Regardless, as MMI puts it, "Gen Y exudes some admirable characteristics that are helping them navigate the current economic climate [because they are] educated and technologically savvy." Thirty-three percent believe it is their own responsibility to become financially educated.

Gen Y is also optimistic in the face of adversity; they tend to see a silver lining in adverse events, including the current recession.

"Even in these tough economic times, remember to pay yourself first," reminded Cate Williams, vice president of financial literacy at MMI. "Looking at your savings account as another bill that must be paid, may feel overwhelming when the bills are piling up, but you'll be pleased with your decision if an emergency were to occur-after all, having a savings cushion could prevent a financial setback from becoming a financial disaster."

Morningstar to Acquire Unit of Canadian Data Firm

Morningstar is acquiring the equity research and data business of Computerized Portfolio Management Services of Toronto for C$16.1 million. The companies expect to complete the sale in the second quarter.

"CPMS is a highly regarded firm with a long history of providing superior equity data and research to the Canadian investment community," said Scott Mackenzie, president and chief executive officer of Morningstar Research, the Canadian subsidiary of Morningstar. "Most investment managers in Canada use CPMS equity research and data, and by acquiring this business, we'll be able to expand our global investment data and research offerings."

Rick Przybylski, founder, president and CEO of CPMS, said, "As part of our long-term goals and objectives, we've always looked to expand our presence outside of Canada. Morningstar's global fundamental database, distribution network and reputation will provide opportunities to enhance our equity research and data business and expand our client base."
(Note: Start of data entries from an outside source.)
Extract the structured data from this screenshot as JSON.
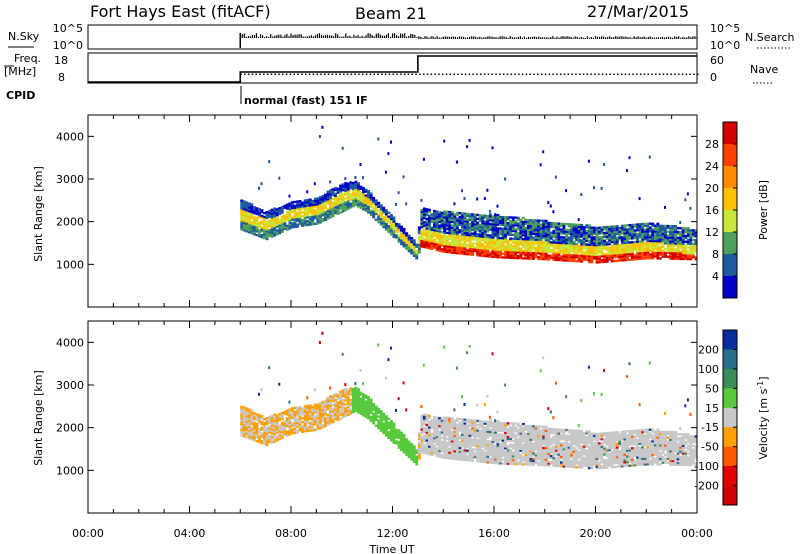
{
  "header": {
    "radar": "Fort Hays East (fitACF)",
    "beam": "Beam 21",
    "date": "27/Mar/2015"
  },
  "params": {
    "nsky_label": "N.Sky",
    "nsky_ticks": [
      "10^5",
      "10^0"
    ],
    "nsearch_label": "N.Search",
    "nsearch_ticks": [
      "10^5",
      "10^0"
    ],
    "freq_label": "Freq.",
    "freq_unit": "[MHz]",
    "freq_ticks": [
      "18",
      "8"
    ],
    "nave_label": "Nave",
    "nave_ticks": [
      "60",
      "0"
    ],
    "cpid_label": "CPID",
    "cpid_mode": "normal (fast) 151 IF"
  },
  "colorbars": {
    "power": {
      "label": "Power [dB]",
      "ticks": [
        "28",
        "24",
        "20",
        "16",
        "12",
        "8",
        "4"
      ],
      "colors": [
        "#d40000",
        "#ff4000",
        "#ff8c00",
        "#ffc000",
        "#c8e63c",
        "#4fa05a",
        "#1e5aa0",
        "#0000c8"
      ]
    },
    "velocity": {
      "label": "Velocity [m s",
      "label_sup": "-1",
      "label_tail": "]",
      "ticks": [
        "200",
        "100",
        "50",
        "15",
        "-15",
        "-50",
        "-100",
        "-200"
      ],
      "colors": [
        "#0a2c9c",
        "#2a6c8a",
        "#3a8c5a",
        "#58c83c",
        "#c8c8c8",
        "#ffa000",
        "#ff5a00",
        "#e00000",
        "#d00000"
      ]
    }
  },
  "axes": {
    "ylabel": "Slant Range [km]",
    "xlabel": "Time UT",
    "x_ticks": [
      "00:00",
      "04:00",
      "08:00",
      "12:00",
      "16:00",
      "20:00",
      "00:00"
    ],
    "y_ticks": [
      "1000",
      "2000",
      "3000",
      "4000"
    ]
  },
  "chart_data": {
    "type": "heatmap",
    "title": "Fort Hays East (fitACF)   Beam 21   27/Mar/2015",
    "xlabel": "Time UT",
    "x_unit": "hours UT",
    "xlim": [
      0,
      24
    ],
    "ylabel": "Slant Range [km]",
    "ylim": [
      0,
      4500
    ],
    "data_start_hour": 6,
    "mode_change_hour": 13,
    "series": [
      {
        "name": "Power",
        "unit": "dB",
        "clim": [
          0,
          30
        ],
        "echo_band": {
          "x": [
            6,
            7,
            8,
            9,
            10,
            10.5,
            11,
            12,
            12.9,
            13.1,
            14,
            16,
            18,
            20,
            22,
            24
          ],
          "center_km": [
            2150,
            1900,
            2150,
            2250,
            2550,
            2650,
            2450,
            1850,
            1300,
            1850,
            1750,
            1650,
            1550,
            1450,
            1550,
            1450
          ],
          "width_km": [
            700,
            650,
            600,
            620,
            650,
            550,
            500,
            450,
            350,
            900,
            950,
            1000,
            900,
            850,
            850,
            700
          ]
        }
      },
      {
        "name": "Velocity",
        "unit": "m s^-1",
        "clim": [
          -200,
          200
        ]
      }
    ]
  }
}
Mutual Fund Flows Return To Positive Territory in 1Q

Morningstar estimates that the top 25 mutual fund companies took in $12.4 billion in net inflows in the first quarter, with the research firm's Director of Personal Finance Christine Benz commenting, "I would imagine that the worst is over for a lot of these firms. It's hard to imagine a scenario that's worse than the fourth quarter was."

Indeed, in the fourth quarter, the top 25 fund firms lost $110.9 billion, and throughout the year, they lost $55.2 billion.
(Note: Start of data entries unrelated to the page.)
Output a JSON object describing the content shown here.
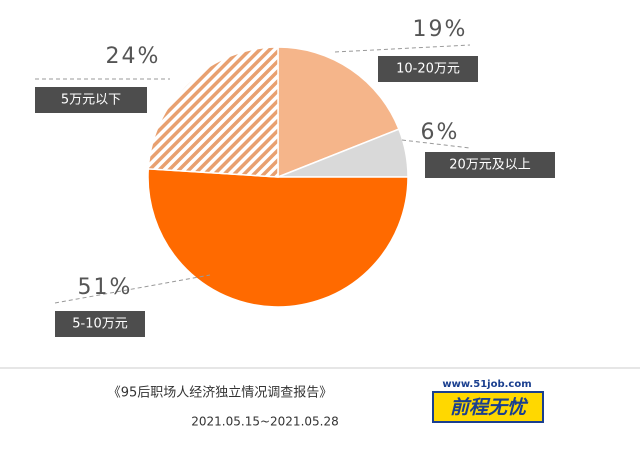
{
  "chart_data": {
    "type": "pie",
    "categories": [
      "10-20万元",
      "20万元及以上",
      "5-10万元",
      "5万元以下"
    ],
    "values": [
      19,
      6,
      51,
      24
    ],
    "value_labels": [
      "19%",
      "6%",
      "51%",
      "24%"
    ],
    "colors": [
      "#f5b58a",
      "#d9d9d9",
      "#ff6a00",
      "#e8a070"
    ],
    "hatched": [
      false,
      false,
      false,
      true
    ]
  },
  "footer": {
    "report_title": "《95后职场人经济独立情况调查报告》",
    "date_range": "2021.05.15~2021.05.28"
  },
  "logo": {
    "url": "www.51job.com",
    "name": "前程无忧"
  }
}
Bearing out this development, Franklin Resources reported last week that net outflows from its mutual funds slowed to $5.1 billion in the first quarter, from $18.7 billion in the fourth quarter of 2008.

"It's been another difficult quarter in the asset management industry, but we are pleased to see some positive developments, particularly around flows," said Franklin CEO Greg Johnson during an earnings call.
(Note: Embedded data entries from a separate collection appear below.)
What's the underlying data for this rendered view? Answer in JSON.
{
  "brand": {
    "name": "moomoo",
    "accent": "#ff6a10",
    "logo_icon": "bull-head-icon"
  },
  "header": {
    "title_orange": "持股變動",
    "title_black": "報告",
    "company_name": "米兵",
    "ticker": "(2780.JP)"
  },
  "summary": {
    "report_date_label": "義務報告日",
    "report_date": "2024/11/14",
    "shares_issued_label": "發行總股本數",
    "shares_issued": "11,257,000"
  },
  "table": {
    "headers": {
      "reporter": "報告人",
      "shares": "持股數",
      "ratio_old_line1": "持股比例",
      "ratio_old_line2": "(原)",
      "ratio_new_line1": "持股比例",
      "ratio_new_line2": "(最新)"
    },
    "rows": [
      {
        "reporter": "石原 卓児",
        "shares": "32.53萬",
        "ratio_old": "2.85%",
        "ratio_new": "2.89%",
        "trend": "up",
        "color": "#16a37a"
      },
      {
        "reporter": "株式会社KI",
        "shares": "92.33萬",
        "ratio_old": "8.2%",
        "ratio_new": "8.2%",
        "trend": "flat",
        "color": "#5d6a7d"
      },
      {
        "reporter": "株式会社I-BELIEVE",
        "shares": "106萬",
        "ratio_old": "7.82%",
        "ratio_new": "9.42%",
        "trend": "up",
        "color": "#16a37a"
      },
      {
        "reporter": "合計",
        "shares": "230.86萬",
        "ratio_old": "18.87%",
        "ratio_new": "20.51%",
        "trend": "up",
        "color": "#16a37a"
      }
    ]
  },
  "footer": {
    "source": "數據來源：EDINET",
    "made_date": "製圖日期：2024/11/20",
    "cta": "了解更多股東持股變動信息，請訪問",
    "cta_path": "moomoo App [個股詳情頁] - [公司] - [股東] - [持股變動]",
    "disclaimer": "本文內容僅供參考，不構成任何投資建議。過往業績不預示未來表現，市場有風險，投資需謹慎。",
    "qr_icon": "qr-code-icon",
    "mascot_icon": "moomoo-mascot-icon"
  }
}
Likewise, Waddell & Reed reported net inflows of $1 billion in the fourth quarter, versus outflows of $1.8 billion in the previous period, and T. Rowe Price took in $4.5 billion in the first quarter, compared with outflows of $2.4 billion in the fourth quarter.

Perhaps directly correlated to this, Crane Data reported that money market fund assets declined by over $100 billion, or 2.6%, in the six weeks through April 22, the biggest decline since a $121 billion drop in the one week following Reserve Funds' Primary Fund breaking the buck on Sept. 15, 2008.

Confidence Index Jumps Considerable 12 Points

The Conference Board Consumer Confidence Index rose 12 points in April to 39.2 (1985=100), up from 26.9 in March, and the Expectations Index rose considerably to 49.5 from 30.2 the previous month.

"Consumer confidence [was] driven primarily by a significant improvement in the short-term outlook," said Lynn Franco, director of the consumer research center at The Conference Board.

"The sharp increase in the Expectations Index suggests that consumers believe the economy is nearing a bottom. However, this index still remains well below levels associated with strong economic growth," Franco advised. The number of consumers who said that business conditions are bad declined to 45.7% in April, down from 51.0% in March.